I do system tests of our Java EE applications deployed on remote JBoss instance.
I’m testing whether the system provides the right data after settings the system in a certain state.
- System’s state is updated by populating DB via JDBC, calling RMI APIs and sending messages to the external queue (openMQ), all that from a single JUnit test case
- System’s state is read by calling RMI APIs from JUnit tests
- System’s is set to initial state by a set of shell and SQL scripts (reseting DB schema, purgueing queue, restarting JBoss and resetting its state)
Even if the whole process is automated, I’m not very satisfied of how this is done now, because
- It takes a minute or two to set the system in an expected state.
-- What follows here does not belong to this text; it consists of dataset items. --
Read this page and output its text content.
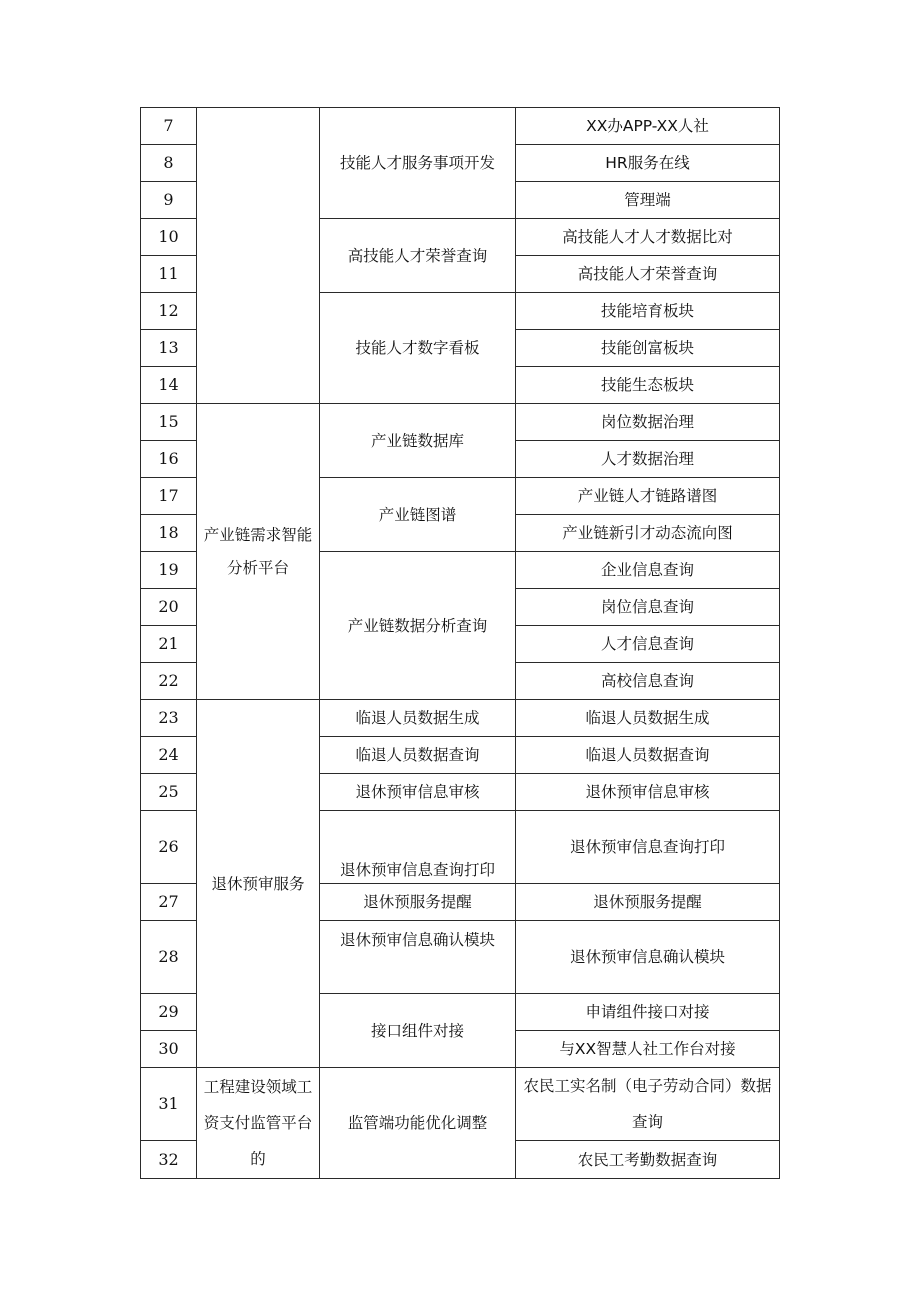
7		技能人才服务事项开发	XX办APP-XX人社
8			HR服务在线
9			管理端
10		高技能人才荣誉查询	高技能人才人才数据比对
11			高技能人才荣誉查询
12		技能人才数字看板	技能培育板块
13			技能创富板块
14			技能生态板块
15	产业链需求智能分析平台	产业链数据库	岗位数据治理
16			人才数据治理
17		产业链图谱	产业链人才链路谱图
18			产业链新引才动态流向图
19		产业链数据分析查询	企业信息查询
20			岗位信息查询
21			人才信息查询
22			高校信息查询
23	退休预审服务	临退人员数据生成	临退人员数据生成
24		临退人员数据查询	临退人员数据查询
25		退休预审信息审核	退休预审信息审核
26		退休预审信息查询打印	退休预审信息查询打印
27		退休预服务提醒	退休预服务提醒
28		退休预审信息确认模块	退休预审信息确认模块
29		接口组件对接	申请组件接口对接
30			与XX智慧人社工作台对接
31	工程建设领域工资支付监管平台的	监管端功能优化调整	农民工实名制（电子劳动合同）数据查询
32			农民工考勤数据查询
The significant time of this process is taken by restarting JBoss (Hibernate cache is purged by removing tmp, work, cache, data catalogs), removing all tables, sequences and other DB objects and importing DB dump.
- I mix different technologies (bash, imp, Java) to reset system under test and scripts are located on different machines. For instance, I still need to call automated scripts on a remote machines manually to reset DB, queue and JBoss. This not only complicate reset process but also makes maitenance of the whole test harder.
I would like to make this solution faster and clearer. Yes, I could study the technologies more, but I wonder is there any best practice or example from which I could learn?
One thing you could look at here is Arquillian. If you keep each test case small and use a modern JBoss AS version (7.1), then restarting JBoss takes a second, maybe two at most.
DBUnit can help with setting up your database. If you keep each test case small, the amount of tables that need to be purged and set to a known state should be relatively small and typically be done in mere seconds.